À l’image de ses potes de Unity Skateboarding, qui revendiquent le skate queer et font de l’illustration : « J’ai compris qu’on créait moins pour un concept que pour une cause. L’aspect communautaire est très important : il faut créer un front. » Créer un front, c’est aussi une façon de peser dans un pays sans minimas sociaux, où la précarité est grandissante et les minorités particulièrement fragilisées.

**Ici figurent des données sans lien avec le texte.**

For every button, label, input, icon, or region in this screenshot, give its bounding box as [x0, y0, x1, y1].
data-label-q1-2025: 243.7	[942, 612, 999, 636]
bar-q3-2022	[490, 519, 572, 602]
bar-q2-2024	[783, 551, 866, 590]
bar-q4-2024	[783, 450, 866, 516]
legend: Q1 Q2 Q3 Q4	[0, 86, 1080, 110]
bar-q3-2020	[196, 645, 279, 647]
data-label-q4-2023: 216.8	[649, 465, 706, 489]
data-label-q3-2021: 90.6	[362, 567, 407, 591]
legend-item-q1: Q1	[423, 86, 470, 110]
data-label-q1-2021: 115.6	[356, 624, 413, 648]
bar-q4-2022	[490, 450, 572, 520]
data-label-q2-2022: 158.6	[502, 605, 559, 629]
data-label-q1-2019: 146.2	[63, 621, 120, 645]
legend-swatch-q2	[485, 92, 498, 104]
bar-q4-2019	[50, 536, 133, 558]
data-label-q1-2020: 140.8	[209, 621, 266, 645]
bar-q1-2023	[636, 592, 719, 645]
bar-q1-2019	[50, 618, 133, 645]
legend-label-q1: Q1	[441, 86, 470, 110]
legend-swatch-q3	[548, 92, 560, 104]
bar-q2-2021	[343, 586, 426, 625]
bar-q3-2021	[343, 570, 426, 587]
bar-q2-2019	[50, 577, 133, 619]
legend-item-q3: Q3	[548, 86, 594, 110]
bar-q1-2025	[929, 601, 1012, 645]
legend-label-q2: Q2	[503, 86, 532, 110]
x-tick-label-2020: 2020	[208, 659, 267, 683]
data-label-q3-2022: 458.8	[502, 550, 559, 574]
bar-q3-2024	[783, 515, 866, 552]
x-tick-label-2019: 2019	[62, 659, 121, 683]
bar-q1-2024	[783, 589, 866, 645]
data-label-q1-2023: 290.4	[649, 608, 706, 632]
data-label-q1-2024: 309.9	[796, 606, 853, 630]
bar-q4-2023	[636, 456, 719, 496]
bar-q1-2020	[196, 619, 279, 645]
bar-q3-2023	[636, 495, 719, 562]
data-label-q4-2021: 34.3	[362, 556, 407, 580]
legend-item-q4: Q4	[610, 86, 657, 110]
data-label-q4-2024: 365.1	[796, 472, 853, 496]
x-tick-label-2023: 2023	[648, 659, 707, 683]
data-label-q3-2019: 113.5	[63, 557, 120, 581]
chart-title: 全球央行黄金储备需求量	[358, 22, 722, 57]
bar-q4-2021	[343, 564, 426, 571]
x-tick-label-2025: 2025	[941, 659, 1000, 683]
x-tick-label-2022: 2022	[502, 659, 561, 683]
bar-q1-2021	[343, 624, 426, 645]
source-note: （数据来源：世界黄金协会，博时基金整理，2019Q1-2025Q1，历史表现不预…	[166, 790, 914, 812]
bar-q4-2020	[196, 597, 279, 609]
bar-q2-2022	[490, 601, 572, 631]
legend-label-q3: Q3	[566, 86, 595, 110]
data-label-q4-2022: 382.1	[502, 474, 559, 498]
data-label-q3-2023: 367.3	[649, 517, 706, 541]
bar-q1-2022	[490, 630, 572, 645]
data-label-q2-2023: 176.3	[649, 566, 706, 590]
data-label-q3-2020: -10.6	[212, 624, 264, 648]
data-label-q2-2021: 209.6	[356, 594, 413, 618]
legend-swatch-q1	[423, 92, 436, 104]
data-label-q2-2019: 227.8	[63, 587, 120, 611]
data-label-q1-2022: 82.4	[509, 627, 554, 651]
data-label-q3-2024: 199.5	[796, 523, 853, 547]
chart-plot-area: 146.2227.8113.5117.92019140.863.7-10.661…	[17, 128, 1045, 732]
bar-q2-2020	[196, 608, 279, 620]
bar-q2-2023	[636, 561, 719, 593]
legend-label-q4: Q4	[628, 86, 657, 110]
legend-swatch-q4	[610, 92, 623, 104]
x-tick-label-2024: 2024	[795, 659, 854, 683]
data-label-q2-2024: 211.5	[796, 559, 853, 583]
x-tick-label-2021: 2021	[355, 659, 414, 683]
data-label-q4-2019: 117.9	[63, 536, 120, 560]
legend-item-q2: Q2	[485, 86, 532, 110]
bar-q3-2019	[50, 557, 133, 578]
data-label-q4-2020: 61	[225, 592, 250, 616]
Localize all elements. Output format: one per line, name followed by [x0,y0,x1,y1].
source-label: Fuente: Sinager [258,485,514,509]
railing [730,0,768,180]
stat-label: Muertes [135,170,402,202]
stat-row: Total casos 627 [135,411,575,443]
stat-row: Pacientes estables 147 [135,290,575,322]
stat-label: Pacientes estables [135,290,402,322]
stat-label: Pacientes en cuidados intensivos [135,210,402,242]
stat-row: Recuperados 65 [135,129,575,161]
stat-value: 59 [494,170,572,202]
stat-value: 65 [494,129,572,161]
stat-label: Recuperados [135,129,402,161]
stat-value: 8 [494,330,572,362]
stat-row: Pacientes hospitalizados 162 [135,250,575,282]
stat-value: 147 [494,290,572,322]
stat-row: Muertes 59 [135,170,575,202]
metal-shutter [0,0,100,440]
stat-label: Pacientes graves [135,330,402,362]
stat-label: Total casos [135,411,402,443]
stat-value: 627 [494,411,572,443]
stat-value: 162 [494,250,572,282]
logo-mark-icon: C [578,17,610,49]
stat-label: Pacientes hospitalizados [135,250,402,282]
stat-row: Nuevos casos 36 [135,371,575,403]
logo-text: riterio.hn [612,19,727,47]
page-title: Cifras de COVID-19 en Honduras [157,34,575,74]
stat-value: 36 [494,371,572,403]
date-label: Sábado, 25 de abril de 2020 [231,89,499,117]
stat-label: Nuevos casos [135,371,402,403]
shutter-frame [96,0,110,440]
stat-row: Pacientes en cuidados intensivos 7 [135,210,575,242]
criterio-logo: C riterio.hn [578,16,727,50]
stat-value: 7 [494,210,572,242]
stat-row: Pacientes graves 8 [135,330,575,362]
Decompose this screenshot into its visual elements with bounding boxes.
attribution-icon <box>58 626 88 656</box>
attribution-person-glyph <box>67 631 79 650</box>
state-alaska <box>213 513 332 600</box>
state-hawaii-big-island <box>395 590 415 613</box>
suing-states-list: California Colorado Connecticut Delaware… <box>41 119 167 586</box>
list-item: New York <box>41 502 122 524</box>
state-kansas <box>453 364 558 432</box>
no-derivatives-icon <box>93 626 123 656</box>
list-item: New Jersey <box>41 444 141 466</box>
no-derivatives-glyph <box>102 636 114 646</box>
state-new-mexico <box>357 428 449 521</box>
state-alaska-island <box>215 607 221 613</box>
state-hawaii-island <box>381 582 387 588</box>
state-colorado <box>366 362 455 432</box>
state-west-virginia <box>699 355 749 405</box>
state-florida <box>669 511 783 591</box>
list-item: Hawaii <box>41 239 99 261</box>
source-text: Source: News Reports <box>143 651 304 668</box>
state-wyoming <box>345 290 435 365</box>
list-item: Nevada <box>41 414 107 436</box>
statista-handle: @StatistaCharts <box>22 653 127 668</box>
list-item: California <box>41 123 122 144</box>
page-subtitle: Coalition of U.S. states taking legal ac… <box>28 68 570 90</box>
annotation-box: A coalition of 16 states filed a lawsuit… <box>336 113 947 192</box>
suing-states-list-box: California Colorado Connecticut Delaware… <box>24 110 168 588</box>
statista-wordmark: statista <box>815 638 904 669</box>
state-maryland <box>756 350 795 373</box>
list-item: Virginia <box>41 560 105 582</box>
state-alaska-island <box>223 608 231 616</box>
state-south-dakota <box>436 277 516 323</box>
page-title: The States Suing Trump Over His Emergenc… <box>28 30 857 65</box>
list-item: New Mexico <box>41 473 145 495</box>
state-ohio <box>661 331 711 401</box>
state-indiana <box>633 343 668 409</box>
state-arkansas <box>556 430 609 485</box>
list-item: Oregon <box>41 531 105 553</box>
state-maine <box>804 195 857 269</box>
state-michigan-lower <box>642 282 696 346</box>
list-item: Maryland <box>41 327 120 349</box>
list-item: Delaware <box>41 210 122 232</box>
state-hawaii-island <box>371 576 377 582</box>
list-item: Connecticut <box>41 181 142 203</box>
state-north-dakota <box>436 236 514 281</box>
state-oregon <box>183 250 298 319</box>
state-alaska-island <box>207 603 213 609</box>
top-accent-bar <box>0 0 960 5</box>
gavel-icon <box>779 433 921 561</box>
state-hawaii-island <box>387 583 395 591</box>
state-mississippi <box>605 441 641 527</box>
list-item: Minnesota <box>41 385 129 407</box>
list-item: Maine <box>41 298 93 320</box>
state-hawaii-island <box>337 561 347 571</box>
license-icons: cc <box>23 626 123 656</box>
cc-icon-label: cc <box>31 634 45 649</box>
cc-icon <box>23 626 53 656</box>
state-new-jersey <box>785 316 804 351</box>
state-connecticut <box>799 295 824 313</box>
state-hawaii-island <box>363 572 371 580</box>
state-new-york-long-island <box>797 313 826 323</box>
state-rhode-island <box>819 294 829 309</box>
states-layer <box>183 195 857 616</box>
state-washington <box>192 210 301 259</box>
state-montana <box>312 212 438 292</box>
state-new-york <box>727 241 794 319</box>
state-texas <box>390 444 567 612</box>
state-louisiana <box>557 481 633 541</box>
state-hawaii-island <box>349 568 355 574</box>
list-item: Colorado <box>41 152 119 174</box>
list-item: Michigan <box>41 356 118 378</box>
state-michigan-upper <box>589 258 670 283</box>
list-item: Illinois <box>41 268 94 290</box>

Sans étonnement, l’étiquette d’artiste queer racisée lui colle à la peau. « Ce sont deux adjectifs qui me construisent. Mais il y a tellement plus à dire de moi que, dans un sens, c’est réducteur. » Et si elle a bien conscience que chaque corps qu’elle dessine est politique, elle ne se définit pas pour autant comme une artiste engagée : « Si le fait que je dessine deux femmes noires ensemble fait tiquer les gens, tant mieux. Mais je n’ai pas envie que ce soit le point principal de mes histoires. Tout comme je n’ai pas envie d’être considérée uniquement comme une artiste queer racisée. »
Dessin thérapie
Melek reconnaît facilement que pour elle, le dessin a d’abord été une catharsis. Les relations qu’elle a tant dessinées sont celles qui lui manquaient. Dessiner pour rêver ? Quand on aborde sa manie d’habiller ses héroïnes en total-look Gucci, elle se marre : « J’adore dessiner des fringues que je ne pourrais jamais me payer, c’est ma thérapie au shopping. D’ailleurs, je fais la même chose avec l’architecture. »
Que ce soit des bateaux de croisière ou des maisons victoriennes, l’architecture est toujours mise en valeur avec force et précision sous le trait de Melek. Elle s’intéresse de près à la rotoscopie, une technique utilisée en animation pour reproduire des images. « Je vais davantage à l’essence de ce que je dessine, je modifie de moins en moins mes images d’inspirations. »
Son mood-board, c’est en scrollant sur le web qu’elle le compose : « Ces images vont devenir le fil rouge de mes histoires. Ce sont d’elles que découlent les dialogues que j’écris et les situations que je dessine. » La création de l’image précède donc celle de l’histoire, et son style de narration éclatée, propice à l’écriture de mini-scènes, est quelque peu mis à l’épreuve lorsqu’il s’agit d’écrire une histoire plus longue. Pour autant, elle envisage mal de collaborer avec un·e scénariste : « J’ai besoin d’être surprise par mes histoires. Si j’en connais la fin trop rapidement, je m’ennuie et je n’ai plus envie de terminer. »
En avril dernier, Melek était attendue à la L.A. Artbook Fair, l’un des plus gros rendez-vous de la micro-édition du pays, pour présenter son dernier livre, Together, édité par Colorama Print. Si le confinement a provoqué l’annulation de l’évènement, l’ouvrage est néanmoins disponible en ligne, et la maison d’édition a pris le temps de concocter un podcast sur le travail de l’illustratrice, que l’on vous conseille vivement d’écouter.